Pengalaman pertama berorganisasi yang ditempuh oleh Syamsurizal berada di Jong Java. Inilah menariknya, meski ayahnya tokoh Sarekat Islam, tapi ia masuk Jong Java. Pada Kongres Jong Java ke-6 tahun 1923, Sam terpilih sebagai ketua. Sam ada melihat ketimpangan dalam organisasi yang dipimpinnya itu. Sejak beberapa tahun, Sam merasakan adanya terjadi diskriminasi terhadap anggota Jong Java yang beragama Islam dalam kegiatan keagamaan yang dilakukan Jong Java. Anggota-anggota dari kalangan yang beragama Kristen mendapat layanan kursus agama (pelajaran agama Kristen) dari Jong Java. Tapi, kursus agama Islam untuk anggota-anggota yang beragama Islam tidak diberikan oleh Jong Java. Pada Kongres ke-7 yang diselenggarakan di Yogyakarta, Desember 1924, Sam mencoba mengubah atau menambah program kegiatan organisasi dengan penyelenggaraan kursus agama Islam bagi anggota-anggota yang Muslim.

Sam merasakan perlunya menambahkan program tersebut, karena anggota-anggota yang Muslim itu umumnya bersekolah di lembaga pendidikan Barat. Jam sekolah lama dan ketat. Mustahil kemungkinan mereka belajar agama di rumah. Karena itu, Jong Java merupakan forum yang tepat untuk pelayanan kurus-kursus agama bagi anggotanya yang memeluk berbagai agama (tidak hanya berpatok pada satu kursus agama saja-pen).

Usul Sam tersebut ditolak lewat pengutun suara. Dari peristiwa itu, Sam dengan teman-temannya yang sepaham terdorong untuk membentuk sebuah wadah kaum terpelajar Islam guna mendalami agamanya. Sebagai orang muda yang masih kurang pengalaman dalam mengatur organisasi yang berbasiskan keagamaan, para pemuda-pemuda itu mengangkat seorang tokoh senior Islam di Indonesia, yaitu H. Agus Salim, selaku penasihat di Jong Islamieten Bond (organisasi yang baru mereka bentuk-pen).

Proses berdirinya JIB tersebut menimbulkan anggapan bahwa JIB pemecah persatuan, melakukan kegiatan politik praktis, dan antek Sarekat Islam. Namun, anggapan tersebut semata-mata didasarkan atas penafsiran yang sempit terhadap proses berdirinya JIB. Dengan diangkatnya Haji Agus Salim selaku penasihat semata-mata karena kapasitas intelektualnya dalam menerangkan Islam kepada kalangan muda terpelajar.
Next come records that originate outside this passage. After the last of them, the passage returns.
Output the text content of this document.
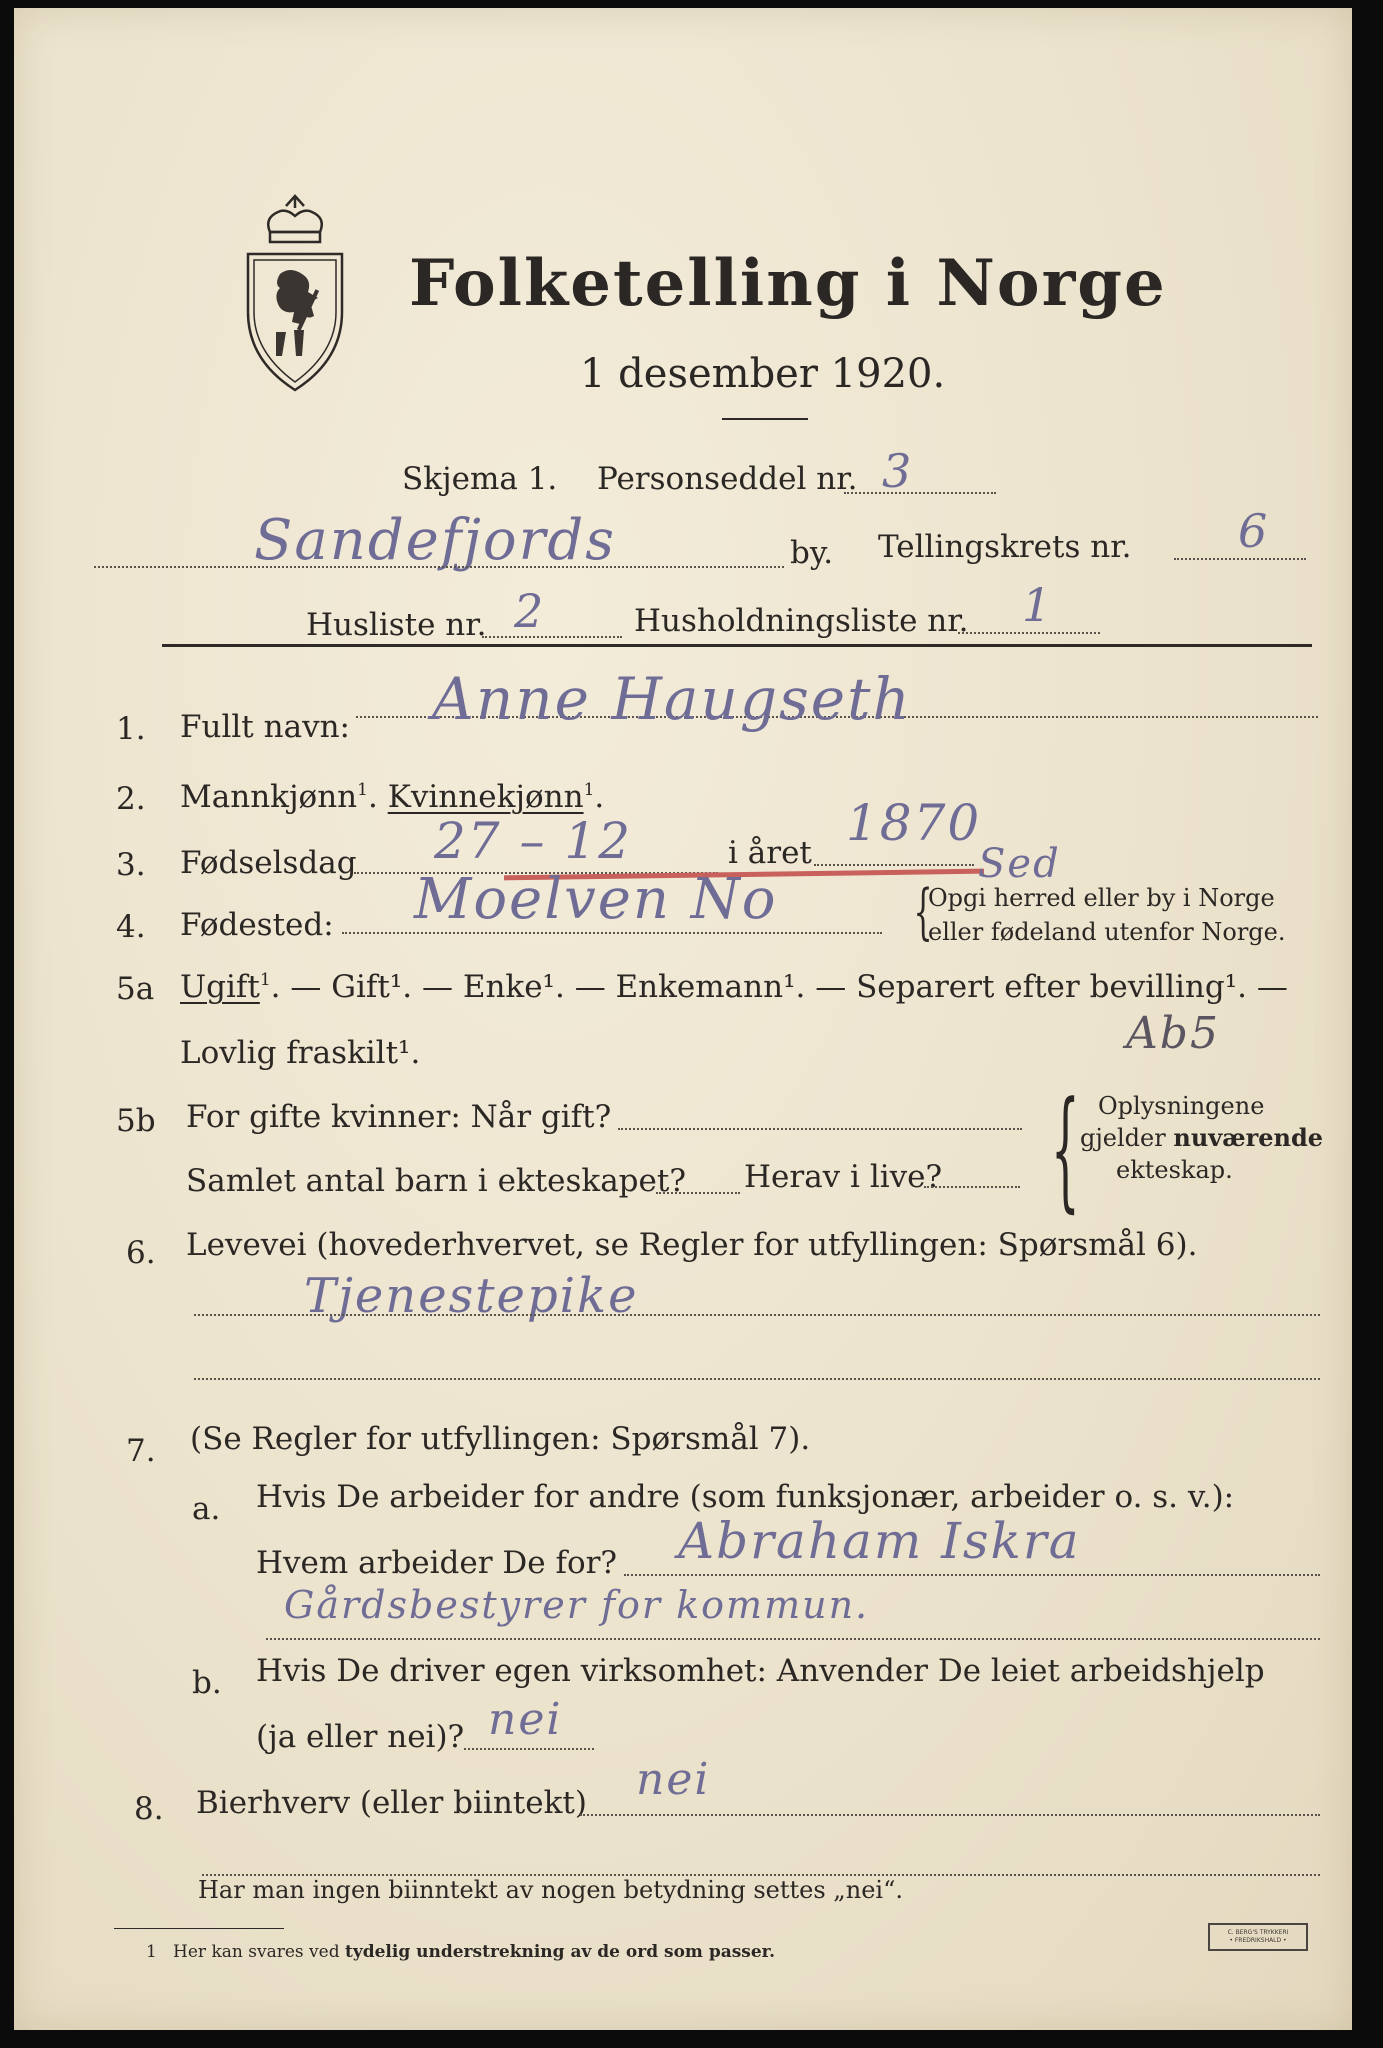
Folketelling i Norge
1 desember 1920.
Skjema 1. Personseddel nr. 3
Sandefjords	by. Tellingskrets nr. 6
Husliste nr. 2	Husholdningsliste nr. 1
1. Fullt navn: Anne Haugseth
2. Mannkjønn$^1$. Kvinnekjønn$^1$.
3. Fødselsdag 27 – 12	i året
1870
Sed
4. Fødested: Moelven No {
Opgi herred eller by i Norge
eller fødeland utenfor Norge.
5a Ugift$^1$. — Gift¹. — Enke¹. — Enkemann¹. — Separert efter bevilling¹. —
Lovlig fraskilt¹.	Ab5
5b For gifte kvinner: Når gift?
Samlet antal barn i ekteskapet? Herav i live? { Oplysningene
gjelder nuværende
ekteskap.
6. Levevei (hovederhvervet, se Regler for utfyllingen: Spørsmål 6).
Tjenestepike
7. (Se Regler for utfyllingen: Spørsmål 7).
a. Hvis De arbeider for andre (som funksjonær, arbeider o. s. v.):
Hvem arbeider De for? Abraham Iskra
Gårdsbestyrer for kommun.
b. Hvis De driver egen virksomhet: Anvender De leiet arbeidshjelp
(ja eller nei)? nei
8. Bierhverv (eller biintekt) nei
Har man ingen biinntekt av nogen betydning settes „nei“.
1 Her kan svares ved tydelig understrekning av de ord som passer.
C. BERG'S TRYKKERI
• FREDRIKSHALD •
Tuduhan bahwa JIB antek Sarekat Islam tidak mempunyai dasar yang kuat, karena Sarekat Islam sendiri sudah membentuk sayapnya khusus kaum muda yang bernama Pemuda Muslimin.

Sejak awal berdirinya, JIB menunjukkan cita-cita yang sangat maju yang dirumuskan dalam tujuan JIB, dimana kelompok ini melakukan pengkajian-pengkajian Islam, memajukan amal Islam; mengembangkan dan memajukan sikap simpati terhadap Islam dan penganutnya, serta memberi toleransi positif terhadap mereka yang mempunyai pikiran yang berbeda. Mengembangkan dan memajukan kontak-kontak di antara kaum intelektual dan rakya biasa lewat Islam; dan memajukan perkembanga jasmaniyah dan ruhaniyah para anggotanya lewat pelatihan diri dan aktivitas diri.

Supaya asas dan tujuan itu dapat berjalan, maka disusunlah suatu usaha-usaha dengan cara: a). Menerbitkan majalah secara berkala, brosur-brosur dan lain-lain penerbitan, b). Mengadakan kursus, pertemuan-pertemuan, dan lain-lain sebagainya, c). Mengadakan kunjungan ketempat yang berarti. Dalam statuta yang lain juga dinyatakan tentang gagasan solidaritas Islam: “ Tak ada orang yang bisa sepenuh hati bekerja demi memajukan kesejahteraan sosial secara umum tanpa menghormati dan bersimpati terhadap agamanya mayoritas masyarakat”.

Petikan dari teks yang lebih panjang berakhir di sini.